The OSCE Mission’s chief, German diplomat Claus Neukirch, responding on the ambassadors’ group’s behalf, did not address those points. He simply reaffirmed that the goal is indeed to advance by small steps toward a special status for Transnistria (Moldpres, July 12). This repartee reflects: a) the OSCE’s de facto seniority over the mere “observers,” the US and the EU, in this negotiating process, b) Russia’s insurmountable influence in the OSCE, and c) the German government’s considering a possible accommodation with Russia in Moldova, after Berlin’s failed attempts (2014–2017) to promote the Russian-drafted special status for Ukraine’s Donbas.
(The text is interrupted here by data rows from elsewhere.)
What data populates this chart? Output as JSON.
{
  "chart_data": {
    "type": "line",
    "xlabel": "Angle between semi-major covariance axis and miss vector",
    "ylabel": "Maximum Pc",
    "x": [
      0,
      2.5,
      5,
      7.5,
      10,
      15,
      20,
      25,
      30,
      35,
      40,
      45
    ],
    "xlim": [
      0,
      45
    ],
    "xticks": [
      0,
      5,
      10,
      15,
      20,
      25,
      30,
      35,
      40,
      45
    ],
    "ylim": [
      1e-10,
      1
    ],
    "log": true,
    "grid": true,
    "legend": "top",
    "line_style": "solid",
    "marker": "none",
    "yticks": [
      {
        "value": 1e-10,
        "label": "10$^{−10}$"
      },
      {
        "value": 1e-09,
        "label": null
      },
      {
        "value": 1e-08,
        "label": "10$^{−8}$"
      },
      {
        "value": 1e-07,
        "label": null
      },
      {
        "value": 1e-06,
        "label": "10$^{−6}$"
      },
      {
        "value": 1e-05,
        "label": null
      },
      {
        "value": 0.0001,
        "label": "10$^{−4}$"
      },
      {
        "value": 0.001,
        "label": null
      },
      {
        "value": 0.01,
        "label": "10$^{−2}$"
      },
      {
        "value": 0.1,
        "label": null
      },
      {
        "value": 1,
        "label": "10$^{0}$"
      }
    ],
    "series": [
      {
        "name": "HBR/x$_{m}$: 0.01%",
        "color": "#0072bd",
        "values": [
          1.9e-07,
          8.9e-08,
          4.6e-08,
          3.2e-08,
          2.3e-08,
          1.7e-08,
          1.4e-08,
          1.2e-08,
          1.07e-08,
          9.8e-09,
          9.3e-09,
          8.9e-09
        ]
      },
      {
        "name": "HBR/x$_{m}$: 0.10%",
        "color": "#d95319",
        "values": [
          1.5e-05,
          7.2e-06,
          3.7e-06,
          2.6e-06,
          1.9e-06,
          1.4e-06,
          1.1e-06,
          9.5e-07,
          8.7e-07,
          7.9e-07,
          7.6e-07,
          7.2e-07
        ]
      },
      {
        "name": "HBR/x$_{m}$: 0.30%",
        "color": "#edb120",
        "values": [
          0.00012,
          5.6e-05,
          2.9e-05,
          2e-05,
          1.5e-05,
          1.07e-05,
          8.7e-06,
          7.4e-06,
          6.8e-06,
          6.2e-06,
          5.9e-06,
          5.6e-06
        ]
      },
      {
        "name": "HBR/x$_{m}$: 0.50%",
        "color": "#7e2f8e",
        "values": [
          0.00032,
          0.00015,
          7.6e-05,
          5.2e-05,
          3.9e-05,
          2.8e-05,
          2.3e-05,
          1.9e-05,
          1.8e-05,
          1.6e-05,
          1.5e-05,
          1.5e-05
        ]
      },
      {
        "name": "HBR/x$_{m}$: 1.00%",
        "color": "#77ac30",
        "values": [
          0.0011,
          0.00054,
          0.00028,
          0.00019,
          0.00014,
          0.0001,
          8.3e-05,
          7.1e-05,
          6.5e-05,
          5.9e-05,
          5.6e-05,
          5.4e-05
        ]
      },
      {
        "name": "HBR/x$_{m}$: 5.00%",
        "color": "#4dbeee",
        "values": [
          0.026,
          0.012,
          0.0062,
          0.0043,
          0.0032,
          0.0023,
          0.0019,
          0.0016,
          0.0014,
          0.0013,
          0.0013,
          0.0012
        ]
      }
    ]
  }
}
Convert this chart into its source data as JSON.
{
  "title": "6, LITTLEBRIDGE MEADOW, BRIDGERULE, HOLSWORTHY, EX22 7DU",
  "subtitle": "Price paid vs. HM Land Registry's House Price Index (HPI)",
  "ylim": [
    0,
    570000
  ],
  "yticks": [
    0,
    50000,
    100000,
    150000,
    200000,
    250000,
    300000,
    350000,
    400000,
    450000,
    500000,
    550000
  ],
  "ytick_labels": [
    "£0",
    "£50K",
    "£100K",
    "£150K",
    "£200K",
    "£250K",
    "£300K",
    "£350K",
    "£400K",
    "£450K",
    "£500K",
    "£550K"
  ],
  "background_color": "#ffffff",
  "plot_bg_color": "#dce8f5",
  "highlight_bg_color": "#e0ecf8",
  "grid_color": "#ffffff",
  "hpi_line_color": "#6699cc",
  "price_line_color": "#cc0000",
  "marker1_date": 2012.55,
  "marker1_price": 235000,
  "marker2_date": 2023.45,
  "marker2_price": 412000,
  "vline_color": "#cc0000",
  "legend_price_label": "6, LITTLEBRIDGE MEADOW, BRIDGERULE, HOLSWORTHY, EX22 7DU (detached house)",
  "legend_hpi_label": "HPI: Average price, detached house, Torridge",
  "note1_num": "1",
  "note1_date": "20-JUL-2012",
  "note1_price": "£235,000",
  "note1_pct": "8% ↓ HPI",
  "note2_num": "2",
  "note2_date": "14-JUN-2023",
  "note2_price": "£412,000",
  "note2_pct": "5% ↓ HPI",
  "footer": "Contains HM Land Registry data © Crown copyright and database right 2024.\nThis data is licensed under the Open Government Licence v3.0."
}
The ambassadors’ group met as well with President Dodon and Deputy Prime Minister for Reintegration Vasilii Shova, in Chisinau. Even Dodon expressed serious, if implicit reservations about the prompt resumption of negotiations that the OSCE, Moscow and Tiraspol seem keen to launch now. Instead, Dodon suggested delaying any political negotiations into next year and adopting a different set of three priorities instead: “democratization of Transnistria, free movement of people and goods throughout Moldova’s territory, and reestablishment of a single economic space in the whole of Moldova” (Moldpres, July 12). Without repudiating the small steps, this new set of priorities reflects Dodon’s reluctance to accelerate the political negotiations (see above). What Dodon has explicitly cast aside is his old, pet “federalization” project (see Part Two).